To train an ML model and then test it, we need a way to represent the text data numerically.

This can be done with the technology known as Bag of Words (BoW). You can generate a BoW matrix for text data with sklearn‘s CountVectorizer() function. This fuction is designed to convert text into numerical feature vectors, first performing tokenization and filtering of stopwords. The CountVectorizer() performs tokenization using either the default tokenizer or a custom one


**Create a Custom Tokenizer Using spaCy**

In [None]:
from spacy.lang.en.stop_words import STOP_WORDS
from spacy.lang.en import English
import string
punctuations = string.punctuation
parser = English()
stopwords = list(STOP_WORDS)
def spacy_tokenizer(utterance):
      tokens = parser(utterance)
      return [token.lemma_.lower().strip() for token in tokens if token.text.lower().strip() not in stopwords and token.text not in punctuations]

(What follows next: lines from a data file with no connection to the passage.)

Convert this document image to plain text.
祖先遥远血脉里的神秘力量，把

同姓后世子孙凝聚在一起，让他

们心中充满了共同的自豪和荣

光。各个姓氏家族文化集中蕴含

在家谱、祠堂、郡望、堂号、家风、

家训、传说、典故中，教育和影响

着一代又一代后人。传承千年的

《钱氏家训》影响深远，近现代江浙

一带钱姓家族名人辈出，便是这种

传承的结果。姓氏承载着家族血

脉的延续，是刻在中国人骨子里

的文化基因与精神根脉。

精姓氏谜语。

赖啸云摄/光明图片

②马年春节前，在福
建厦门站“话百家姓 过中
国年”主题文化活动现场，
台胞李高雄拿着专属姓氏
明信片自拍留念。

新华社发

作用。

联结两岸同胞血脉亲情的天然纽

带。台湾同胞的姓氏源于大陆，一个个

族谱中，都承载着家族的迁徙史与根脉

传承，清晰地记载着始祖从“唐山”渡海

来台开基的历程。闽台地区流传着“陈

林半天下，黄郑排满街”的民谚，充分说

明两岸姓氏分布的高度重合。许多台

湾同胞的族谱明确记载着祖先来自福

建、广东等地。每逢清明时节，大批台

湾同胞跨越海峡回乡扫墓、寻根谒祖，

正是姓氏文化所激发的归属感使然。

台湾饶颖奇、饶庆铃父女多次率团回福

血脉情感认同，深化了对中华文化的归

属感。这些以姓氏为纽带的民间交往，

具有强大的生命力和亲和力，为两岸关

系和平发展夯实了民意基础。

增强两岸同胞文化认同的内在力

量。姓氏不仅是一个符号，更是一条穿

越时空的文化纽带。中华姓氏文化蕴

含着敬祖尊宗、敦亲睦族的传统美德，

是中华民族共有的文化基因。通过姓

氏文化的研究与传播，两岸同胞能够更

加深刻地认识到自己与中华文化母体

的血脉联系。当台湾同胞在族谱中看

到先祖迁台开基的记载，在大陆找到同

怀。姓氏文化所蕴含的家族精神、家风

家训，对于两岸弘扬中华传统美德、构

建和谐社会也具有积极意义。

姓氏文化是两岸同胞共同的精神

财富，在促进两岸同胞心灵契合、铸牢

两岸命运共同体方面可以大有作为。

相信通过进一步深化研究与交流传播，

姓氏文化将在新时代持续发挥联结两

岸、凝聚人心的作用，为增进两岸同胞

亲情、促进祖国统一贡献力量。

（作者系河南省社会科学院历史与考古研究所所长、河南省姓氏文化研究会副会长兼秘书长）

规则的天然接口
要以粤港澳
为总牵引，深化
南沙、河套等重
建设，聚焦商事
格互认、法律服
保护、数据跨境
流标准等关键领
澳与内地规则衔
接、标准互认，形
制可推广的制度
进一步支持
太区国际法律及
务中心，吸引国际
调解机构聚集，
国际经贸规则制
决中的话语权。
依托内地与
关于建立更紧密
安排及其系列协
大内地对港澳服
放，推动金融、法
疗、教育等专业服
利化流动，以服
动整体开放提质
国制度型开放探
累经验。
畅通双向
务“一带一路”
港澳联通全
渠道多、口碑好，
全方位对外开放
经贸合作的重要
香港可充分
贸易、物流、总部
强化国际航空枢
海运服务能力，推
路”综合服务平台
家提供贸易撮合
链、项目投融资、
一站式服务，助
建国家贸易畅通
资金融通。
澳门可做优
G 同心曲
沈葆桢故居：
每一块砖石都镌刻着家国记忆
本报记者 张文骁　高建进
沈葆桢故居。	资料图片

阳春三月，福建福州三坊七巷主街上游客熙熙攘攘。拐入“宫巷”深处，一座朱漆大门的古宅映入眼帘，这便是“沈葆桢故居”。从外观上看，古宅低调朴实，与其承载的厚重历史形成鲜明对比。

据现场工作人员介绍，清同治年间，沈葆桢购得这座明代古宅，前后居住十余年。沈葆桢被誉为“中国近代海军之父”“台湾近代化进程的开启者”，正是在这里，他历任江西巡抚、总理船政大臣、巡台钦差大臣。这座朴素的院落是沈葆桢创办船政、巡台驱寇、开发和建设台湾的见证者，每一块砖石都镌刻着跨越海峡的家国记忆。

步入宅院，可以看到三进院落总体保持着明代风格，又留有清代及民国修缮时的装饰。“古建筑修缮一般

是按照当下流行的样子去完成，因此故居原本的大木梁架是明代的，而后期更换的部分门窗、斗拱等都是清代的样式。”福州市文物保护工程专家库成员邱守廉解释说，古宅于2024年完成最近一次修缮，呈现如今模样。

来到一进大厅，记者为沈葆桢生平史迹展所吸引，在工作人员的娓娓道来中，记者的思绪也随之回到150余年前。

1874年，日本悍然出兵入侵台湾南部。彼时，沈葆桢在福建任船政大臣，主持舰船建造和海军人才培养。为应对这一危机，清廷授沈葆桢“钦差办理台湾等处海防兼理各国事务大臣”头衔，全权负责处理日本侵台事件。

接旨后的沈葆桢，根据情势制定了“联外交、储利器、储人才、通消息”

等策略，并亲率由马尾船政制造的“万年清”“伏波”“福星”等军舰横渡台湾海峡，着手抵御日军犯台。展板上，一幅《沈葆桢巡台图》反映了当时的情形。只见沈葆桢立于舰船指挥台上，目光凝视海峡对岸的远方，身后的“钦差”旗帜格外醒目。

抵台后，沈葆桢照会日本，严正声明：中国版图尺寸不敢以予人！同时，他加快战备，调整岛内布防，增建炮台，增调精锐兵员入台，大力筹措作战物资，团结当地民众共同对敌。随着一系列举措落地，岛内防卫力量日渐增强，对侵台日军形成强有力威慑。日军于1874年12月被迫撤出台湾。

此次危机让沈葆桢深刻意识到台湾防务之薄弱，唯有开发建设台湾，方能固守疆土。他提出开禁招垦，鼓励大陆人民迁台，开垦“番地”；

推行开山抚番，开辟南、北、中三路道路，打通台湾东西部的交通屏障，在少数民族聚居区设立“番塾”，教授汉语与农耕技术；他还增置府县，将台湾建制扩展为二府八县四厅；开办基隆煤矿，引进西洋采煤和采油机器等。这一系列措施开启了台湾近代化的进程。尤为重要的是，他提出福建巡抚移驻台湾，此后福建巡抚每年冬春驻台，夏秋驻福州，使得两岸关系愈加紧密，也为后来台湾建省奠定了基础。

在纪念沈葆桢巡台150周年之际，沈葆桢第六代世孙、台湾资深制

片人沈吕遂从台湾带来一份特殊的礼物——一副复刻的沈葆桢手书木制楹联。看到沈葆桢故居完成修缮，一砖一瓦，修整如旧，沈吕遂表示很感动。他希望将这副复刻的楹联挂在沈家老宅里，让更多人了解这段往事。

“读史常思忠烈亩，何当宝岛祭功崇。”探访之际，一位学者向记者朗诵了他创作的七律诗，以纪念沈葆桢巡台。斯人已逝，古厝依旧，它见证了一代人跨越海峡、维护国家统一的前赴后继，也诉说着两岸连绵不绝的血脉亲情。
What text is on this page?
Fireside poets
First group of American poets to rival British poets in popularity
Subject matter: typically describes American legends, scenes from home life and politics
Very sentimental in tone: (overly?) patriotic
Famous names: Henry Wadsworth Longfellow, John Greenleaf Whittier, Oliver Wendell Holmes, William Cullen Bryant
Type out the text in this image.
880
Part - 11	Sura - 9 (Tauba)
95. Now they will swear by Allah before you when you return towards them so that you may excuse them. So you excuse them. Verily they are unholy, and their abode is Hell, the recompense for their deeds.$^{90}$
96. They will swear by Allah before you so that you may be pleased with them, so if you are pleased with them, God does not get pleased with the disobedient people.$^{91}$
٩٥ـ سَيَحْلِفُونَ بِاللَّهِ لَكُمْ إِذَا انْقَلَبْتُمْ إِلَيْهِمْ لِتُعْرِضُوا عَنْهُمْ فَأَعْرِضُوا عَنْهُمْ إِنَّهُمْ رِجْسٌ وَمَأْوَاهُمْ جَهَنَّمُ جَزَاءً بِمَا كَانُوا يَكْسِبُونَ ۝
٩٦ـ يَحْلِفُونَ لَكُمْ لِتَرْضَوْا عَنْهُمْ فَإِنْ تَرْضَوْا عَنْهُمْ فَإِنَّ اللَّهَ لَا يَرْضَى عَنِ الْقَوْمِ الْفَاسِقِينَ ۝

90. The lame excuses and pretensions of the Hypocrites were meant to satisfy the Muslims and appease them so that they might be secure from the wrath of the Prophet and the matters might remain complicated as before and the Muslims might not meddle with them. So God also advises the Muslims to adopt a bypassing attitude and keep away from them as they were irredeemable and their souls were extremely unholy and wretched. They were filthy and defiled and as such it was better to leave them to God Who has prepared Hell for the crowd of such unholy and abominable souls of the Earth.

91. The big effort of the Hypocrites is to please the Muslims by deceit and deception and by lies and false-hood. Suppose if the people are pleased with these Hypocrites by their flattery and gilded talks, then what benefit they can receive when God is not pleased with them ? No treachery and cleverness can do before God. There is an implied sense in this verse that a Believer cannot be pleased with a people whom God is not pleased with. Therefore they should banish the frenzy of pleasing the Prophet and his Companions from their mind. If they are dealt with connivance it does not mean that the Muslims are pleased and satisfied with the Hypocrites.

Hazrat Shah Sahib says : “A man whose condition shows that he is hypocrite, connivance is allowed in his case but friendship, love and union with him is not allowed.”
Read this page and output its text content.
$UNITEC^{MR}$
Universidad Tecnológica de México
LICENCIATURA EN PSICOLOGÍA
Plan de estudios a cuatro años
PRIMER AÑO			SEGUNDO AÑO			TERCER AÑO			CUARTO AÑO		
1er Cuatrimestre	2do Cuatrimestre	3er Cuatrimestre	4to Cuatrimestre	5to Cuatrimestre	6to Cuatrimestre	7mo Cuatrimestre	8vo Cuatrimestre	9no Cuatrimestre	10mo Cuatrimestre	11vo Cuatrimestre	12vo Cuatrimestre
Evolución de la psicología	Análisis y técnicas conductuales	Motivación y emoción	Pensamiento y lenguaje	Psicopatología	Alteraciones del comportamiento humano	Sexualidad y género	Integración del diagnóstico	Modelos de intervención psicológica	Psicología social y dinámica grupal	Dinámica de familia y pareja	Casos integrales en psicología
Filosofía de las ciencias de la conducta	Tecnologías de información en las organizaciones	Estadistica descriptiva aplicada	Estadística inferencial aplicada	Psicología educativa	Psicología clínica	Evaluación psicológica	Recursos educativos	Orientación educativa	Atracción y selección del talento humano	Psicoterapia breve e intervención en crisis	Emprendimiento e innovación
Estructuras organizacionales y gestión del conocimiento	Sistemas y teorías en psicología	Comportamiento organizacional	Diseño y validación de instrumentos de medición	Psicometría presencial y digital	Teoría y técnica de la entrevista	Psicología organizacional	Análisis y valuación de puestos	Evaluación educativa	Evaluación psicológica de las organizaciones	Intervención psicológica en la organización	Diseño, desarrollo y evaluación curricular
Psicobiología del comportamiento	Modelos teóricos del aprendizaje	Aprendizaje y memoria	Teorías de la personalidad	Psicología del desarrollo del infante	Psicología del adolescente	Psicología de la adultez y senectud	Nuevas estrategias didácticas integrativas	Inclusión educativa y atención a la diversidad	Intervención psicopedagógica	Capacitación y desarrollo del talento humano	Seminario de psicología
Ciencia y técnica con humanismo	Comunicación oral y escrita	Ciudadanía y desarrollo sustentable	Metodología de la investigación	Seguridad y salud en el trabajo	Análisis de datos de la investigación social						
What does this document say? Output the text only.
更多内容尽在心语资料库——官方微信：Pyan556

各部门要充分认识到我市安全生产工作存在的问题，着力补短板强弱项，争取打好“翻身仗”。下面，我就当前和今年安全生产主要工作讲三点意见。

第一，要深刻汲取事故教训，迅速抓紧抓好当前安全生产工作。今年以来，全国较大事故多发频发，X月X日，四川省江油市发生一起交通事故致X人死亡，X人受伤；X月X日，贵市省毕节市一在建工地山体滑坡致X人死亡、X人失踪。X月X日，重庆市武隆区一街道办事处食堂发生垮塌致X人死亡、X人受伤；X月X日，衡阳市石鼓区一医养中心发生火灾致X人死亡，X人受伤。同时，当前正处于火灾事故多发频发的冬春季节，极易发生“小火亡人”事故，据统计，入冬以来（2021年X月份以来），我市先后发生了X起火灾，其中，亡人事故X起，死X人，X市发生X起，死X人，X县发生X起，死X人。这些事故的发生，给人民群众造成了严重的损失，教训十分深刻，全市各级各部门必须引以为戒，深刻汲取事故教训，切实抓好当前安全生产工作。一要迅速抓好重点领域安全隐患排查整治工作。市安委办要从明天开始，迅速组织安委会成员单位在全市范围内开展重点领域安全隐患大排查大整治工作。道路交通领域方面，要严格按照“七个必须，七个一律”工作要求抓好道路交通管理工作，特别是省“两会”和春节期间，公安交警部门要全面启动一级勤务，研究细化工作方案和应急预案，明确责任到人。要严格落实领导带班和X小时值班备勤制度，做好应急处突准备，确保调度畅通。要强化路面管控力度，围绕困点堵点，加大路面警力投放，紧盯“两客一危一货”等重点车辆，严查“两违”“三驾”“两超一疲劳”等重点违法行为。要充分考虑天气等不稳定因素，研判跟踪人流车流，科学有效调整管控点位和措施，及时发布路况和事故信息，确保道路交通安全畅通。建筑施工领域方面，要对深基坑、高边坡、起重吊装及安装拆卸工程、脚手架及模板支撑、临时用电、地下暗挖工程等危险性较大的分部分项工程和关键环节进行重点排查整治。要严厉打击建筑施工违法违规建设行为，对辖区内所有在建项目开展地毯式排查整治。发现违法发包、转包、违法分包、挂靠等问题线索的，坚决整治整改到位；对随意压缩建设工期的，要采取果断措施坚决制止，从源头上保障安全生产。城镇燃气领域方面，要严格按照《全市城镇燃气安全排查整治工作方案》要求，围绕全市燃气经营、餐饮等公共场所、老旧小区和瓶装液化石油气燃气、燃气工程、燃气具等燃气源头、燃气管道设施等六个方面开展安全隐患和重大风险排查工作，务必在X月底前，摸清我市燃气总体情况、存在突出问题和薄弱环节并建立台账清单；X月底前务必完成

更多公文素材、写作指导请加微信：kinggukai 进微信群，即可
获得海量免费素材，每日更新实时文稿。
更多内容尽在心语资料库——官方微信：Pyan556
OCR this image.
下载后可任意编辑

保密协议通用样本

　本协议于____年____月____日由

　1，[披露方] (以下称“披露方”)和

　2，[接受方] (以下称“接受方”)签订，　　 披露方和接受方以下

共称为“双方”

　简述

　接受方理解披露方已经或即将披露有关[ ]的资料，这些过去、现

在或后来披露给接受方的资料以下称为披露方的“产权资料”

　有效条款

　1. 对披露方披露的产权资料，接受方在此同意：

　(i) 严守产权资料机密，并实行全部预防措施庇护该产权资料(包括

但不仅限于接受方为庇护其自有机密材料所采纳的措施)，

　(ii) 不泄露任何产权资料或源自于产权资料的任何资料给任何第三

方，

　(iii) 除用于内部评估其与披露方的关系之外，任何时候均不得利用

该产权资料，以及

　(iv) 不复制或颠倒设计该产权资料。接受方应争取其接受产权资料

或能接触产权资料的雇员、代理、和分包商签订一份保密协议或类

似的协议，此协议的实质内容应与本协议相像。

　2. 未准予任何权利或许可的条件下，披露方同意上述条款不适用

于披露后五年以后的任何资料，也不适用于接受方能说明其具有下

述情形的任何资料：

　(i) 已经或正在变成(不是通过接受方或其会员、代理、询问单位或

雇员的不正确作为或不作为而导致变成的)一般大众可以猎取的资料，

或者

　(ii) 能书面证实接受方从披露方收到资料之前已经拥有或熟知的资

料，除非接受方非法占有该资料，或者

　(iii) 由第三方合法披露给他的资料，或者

**Transforming Text into Numerical Feature Vectors**

As mentioned, transforming text to feature vectors can be done with sklearn‘s CountVectorizer() function. In the example below, we use the spaCy’s custom tokenizer created in the previous section. Alternatively, you might use the default option, passing no parameters to CountVectorizer()

In [None]:
#using custom function
from sklearn.feature_extraction.text import CountVectorizer
vectorizer = CountVectorizer(tokenizer = spacy_tokenizer, ngram_range=(1,1))


In [None]:
#By default, the vectorizer might be created as follows:
#vectorizer = CountVectorizer()

In [None]:
vectorizer.fit(reviews_train)



CountVectorizer(analyzer='word', binary=False, decode_error='strict',
                dtype=<class 'numpy.int64'>, encoding='utf-8', input='content',
                lowercase=True, max_df=1.0, max_features=None, min_df=1,
                ngram_range=(1, 1), preprocessor=None, stop_words=None,
                strip_accents=None, token_pattern='(?u)\\b\\w\\w+\\b',
                tokenizer=<function spacy_tokenizer at 0x7f6c83bd1b70>,
                vocabulary=None)

**Below transform the text into numerical feature vectors:**

In [None]:
X_train = vectorizer.transform(reviews_train)
X_test = vectorizer.transform(reviews_test)

**Training the Model**

In [None]:
from sklearn.linear_model import LogisticRegression
classifier = LogisticRegression()
classifier.fit(X_train, y_train)

LogisticRegression(C=1.0, class_weight=None, dual=False, fit_intercept=True,
                   intercept_scaling=1, l1_ratio=None, max_iter=100,
                   multi_class='auto', n_jobs=None, penalty='l2',
                   random_state=None, solver='lbfgs', tol=0.0001, verbose=0,
                   warm_start=False)

 **Evaluation of the Model**

In [None]:
accuracy = classifier.score(X_test, y_test)
print("Accuracy: %s" % (accuracy))

Accuracy: 0.76


This means that the accuracy of our model is 76%

**Predictions on New Data**

In [None]:
new_reviews = ['Old version of python useless', 'Very good effort, but not five stars', 'Clear and concise']
X_new = vectorizer.transform(new_reviews)
classifier.predict(X_new)

array([0, 1, 1])

As you can see, the model have worked fine for the above reviews.